There are still many in Russia who take pleasure in watching the White House consumed by infighting and stumbling from one setback to another, most recently the failure to push through health care reform and the rapid hiring and firing of foul-mouthed communications director Anthony Scaramucci. But the more common feeling around the Kremlin these days might seem familiar to many Republicans. After observing Trump in office for more than six months, there is a mix of disappointment and foreboding.
President Vladimir Putin seems particularly out of sorts. By now he has realized that betting on Trump represents a mistake he has made before with Western leaders, and his decision on Sunday to expel hundreds of diplomats and other personnel from the U.S. embassy in Moscow shows that he’s ready to cut his losses. “There was nothing more to wait for,” his spokesman, Dmitry Peskov, said in explaining the decision on Monday. “It was all pretty obvious.”
And Putin should have known better. His closest alliances with the West have all gone the same way. Whether it was Jacques Chirac in France, Silvio Berlusconi in Italy or Gerhard Schroeder in Germany, each was built on a personal rapport with an incoming head of state, always another man, usually also a blowhard. Each collapsed when that leader was confronted by the limitations of democracy: term limits, a free press, an independent legislature, an unhappy electorate, or any of the other checks and balances built into their constitutions. But with each new attempt at a friendship with the West, Putin seemed to hope that his counterparts could override these curbs on their authority the same way Putin has done in Russia.
They have always let him down, though none quite as spectacularly as President Trump. The U.S. Congress sent Trump a veto-proof bill on July 27 imposing new sanctions on Russia for its alleged interference in the U.S. presidential elections last year, not even a month after the two Presidents met for the first time during the G20 summit in Hamburg, Germany. To many in Moscow, the legislation proved Trump to be a feckless leader, unable to make good on his earnest promises to “get along” with Russia. “Since Trump cannot handle his own lawmakers, it means he is weak,” the Russian political analyst Alexei Makarkin wrote in an analysis of the sanctions bill.
But the point Makarkin missed was the one that Putin also seems incapable of getting his head around: that members of the U.S. Congress, including the Republicans, are not Trump’s “own lawmakers.” They represent a co-equal branch of government, much like the judiciary that has repeatedly blocked Trump’s agenda on immigration.

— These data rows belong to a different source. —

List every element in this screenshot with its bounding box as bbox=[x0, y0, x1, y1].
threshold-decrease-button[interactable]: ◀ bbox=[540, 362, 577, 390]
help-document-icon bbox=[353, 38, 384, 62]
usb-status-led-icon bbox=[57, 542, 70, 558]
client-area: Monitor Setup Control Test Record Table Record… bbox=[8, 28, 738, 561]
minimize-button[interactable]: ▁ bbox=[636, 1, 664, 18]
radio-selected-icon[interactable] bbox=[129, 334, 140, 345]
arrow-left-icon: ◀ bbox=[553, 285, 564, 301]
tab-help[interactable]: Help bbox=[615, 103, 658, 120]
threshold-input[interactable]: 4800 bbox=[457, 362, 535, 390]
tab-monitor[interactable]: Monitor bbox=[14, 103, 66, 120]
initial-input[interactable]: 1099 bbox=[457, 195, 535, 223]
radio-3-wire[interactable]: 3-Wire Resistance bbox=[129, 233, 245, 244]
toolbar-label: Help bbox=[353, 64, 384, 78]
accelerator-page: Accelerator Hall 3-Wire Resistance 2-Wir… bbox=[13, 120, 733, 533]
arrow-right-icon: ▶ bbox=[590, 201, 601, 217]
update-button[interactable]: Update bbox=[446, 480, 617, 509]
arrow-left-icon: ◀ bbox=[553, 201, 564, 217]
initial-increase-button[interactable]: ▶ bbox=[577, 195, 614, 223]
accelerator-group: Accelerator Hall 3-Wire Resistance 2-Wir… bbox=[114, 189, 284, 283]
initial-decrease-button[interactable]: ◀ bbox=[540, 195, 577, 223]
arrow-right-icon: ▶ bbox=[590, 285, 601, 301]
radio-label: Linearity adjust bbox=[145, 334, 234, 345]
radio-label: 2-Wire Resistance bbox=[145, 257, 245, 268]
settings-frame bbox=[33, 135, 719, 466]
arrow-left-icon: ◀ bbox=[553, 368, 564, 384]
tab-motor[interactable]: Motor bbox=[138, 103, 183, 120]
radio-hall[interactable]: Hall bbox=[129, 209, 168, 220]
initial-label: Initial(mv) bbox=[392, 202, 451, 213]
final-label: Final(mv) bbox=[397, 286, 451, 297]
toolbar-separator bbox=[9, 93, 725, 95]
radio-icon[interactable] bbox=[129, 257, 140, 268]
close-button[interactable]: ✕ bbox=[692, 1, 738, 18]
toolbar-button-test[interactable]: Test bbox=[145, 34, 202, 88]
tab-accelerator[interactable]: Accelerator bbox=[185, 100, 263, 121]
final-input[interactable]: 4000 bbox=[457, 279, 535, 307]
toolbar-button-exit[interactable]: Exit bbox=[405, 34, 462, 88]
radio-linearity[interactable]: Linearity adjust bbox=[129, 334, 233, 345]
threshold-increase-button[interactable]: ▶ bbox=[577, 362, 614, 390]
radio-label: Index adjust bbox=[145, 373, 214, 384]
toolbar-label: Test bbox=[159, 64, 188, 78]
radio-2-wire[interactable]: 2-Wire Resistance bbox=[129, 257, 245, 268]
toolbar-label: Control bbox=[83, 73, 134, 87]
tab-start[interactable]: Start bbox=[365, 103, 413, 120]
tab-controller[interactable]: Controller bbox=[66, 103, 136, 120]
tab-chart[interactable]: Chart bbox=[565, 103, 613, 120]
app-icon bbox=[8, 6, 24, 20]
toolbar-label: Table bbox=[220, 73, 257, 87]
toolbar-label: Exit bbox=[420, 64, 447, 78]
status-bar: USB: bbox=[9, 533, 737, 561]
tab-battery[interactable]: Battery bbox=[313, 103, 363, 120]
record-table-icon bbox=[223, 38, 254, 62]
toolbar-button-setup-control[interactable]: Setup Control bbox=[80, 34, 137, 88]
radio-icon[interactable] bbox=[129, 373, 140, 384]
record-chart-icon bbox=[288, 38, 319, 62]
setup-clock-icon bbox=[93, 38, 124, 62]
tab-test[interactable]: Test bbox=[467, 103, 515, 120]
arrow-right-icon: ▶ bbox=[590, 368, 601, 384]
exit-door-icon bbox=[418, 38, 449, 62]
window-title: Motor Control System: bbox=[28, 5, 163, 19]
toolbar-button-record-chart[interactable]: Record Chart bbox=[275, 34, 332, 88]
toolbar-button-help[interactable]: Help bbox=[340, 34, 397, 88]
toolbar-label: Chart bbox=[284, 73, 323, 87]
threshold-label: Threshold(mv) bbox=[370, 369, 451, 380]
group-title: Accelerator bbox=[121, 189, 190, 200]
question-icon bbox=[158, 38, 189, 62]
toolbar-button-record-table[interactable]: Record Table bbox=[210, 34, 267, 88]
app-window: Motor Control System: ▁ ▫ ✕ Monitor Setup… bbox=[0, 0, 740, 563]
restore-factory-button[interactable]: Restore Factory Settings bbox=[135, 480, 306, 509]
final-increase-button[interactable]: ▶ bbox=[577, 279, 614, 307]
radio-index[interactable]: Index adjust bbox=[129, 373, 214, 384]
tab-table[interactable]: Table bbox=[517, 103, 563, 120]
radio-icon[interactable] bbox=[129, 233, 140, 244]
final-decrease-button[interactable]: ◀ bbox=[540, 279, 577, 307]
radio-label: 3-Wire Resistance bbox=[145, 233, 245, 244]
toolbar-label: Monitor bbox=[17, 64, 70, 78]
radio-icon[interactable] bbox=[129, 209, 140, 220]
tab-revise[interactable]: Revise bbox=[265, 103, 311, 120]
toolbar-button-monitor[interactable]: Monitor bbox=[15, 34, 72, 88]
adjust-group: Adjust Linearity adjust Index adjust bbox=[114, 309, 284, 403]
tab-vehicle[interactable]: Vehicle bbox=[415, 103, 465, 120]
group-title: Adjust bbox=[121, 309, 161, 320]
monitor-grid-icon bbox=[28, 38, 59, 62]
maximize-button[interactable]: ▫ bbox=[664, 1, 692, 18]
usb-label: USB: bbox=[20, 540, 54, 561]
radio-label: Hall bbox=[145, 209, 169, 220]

That confusion over the limits on executive authority goes back to the early years of Putin’s presidency, when he established control over the Russian media and began to assume that his Western counterparts could do the same in their countries. During a summit in 2005 with then-President George W. Bush, Putin refused to believe that the U.S. commander-in-chief does not have the power to muzzle American journalists. “Don’t lecture me about the free press,” Putin said, according to Bush’s memoir. “Not after you fired that reporter.”
It took a moment for Bush to realize what Putin was talking about. “Vladimir,” he said, “Are you talking about Dan Rather?” The veteran broadcaster had been forced to apologize and resign from CBS News a few months earlier, not due to any White House fiat but because of a flawed report on Bush’s service in the National Guard. In Putin’s eyes, the incident showed that the American posturing about freedom of the press was a charade. Bush tried to set him straight. “I strongly suggest you not say that in public,” he recalls telling the Russian President. “The American people will think you don’t understand our system.”
But that’s just it – he doesn’t. A few years into my stint as a reporter in Moscow, I lost track of the number of officials who tried to explain to me that there is no such thing as an independent journalist. One official even started our interview by exclaiming that American reporters are all just secret agents in disguise. This is how Pavel Astakhov, then the Kremlin ombudsmen for children’s rights, greeted me one afternoon in 2013: “The CIA is here!” he shouted, laughing, to his assistant. “Send him in!”
He wasn’t entirely kidding. In Russian officialdom (and among the public generally) people often assume that the West functions a lot like Russia, with a tame judiciary, a subservient media and a ruling clique that pulls all the strings. This view of the world makes it easier to brush away foreign criticism: if everyone is corrupt, no one has the right to judge. But a lot of very senior officials in Moscow also happen to believe this.
They tended to believe, for instance, that Trump would be able to override the other branches of government in pursuing his agenda, especially when it comes to easing U.S. sanctions against Russia. On a deeper level, they believe that power in the U.S., like in Russia, is concentrated in the hands of the executive, while the rest is mostly democratic window dressing.
And that conviction is not likely to budge amid the latest lesson in American civics. On Russian state television channels, Trump’s failure to silence the media and force his agenda through Congress and the courts has simply been cast as further proof that the U.S. is run by some all-powerful cabal – only this time the cabal has turned on the U.S. President.
It is a new twist on a familiar narrative, and it suggests that the Kremlin still holds out hope for Trump getting a grip on the American system and steering it toward an alliance with Moscow. “We have fed the hope that the situation will change,” Putin lamented on Sunday in a televised interview. “But it seems that if this change does come, it won’t be soon.”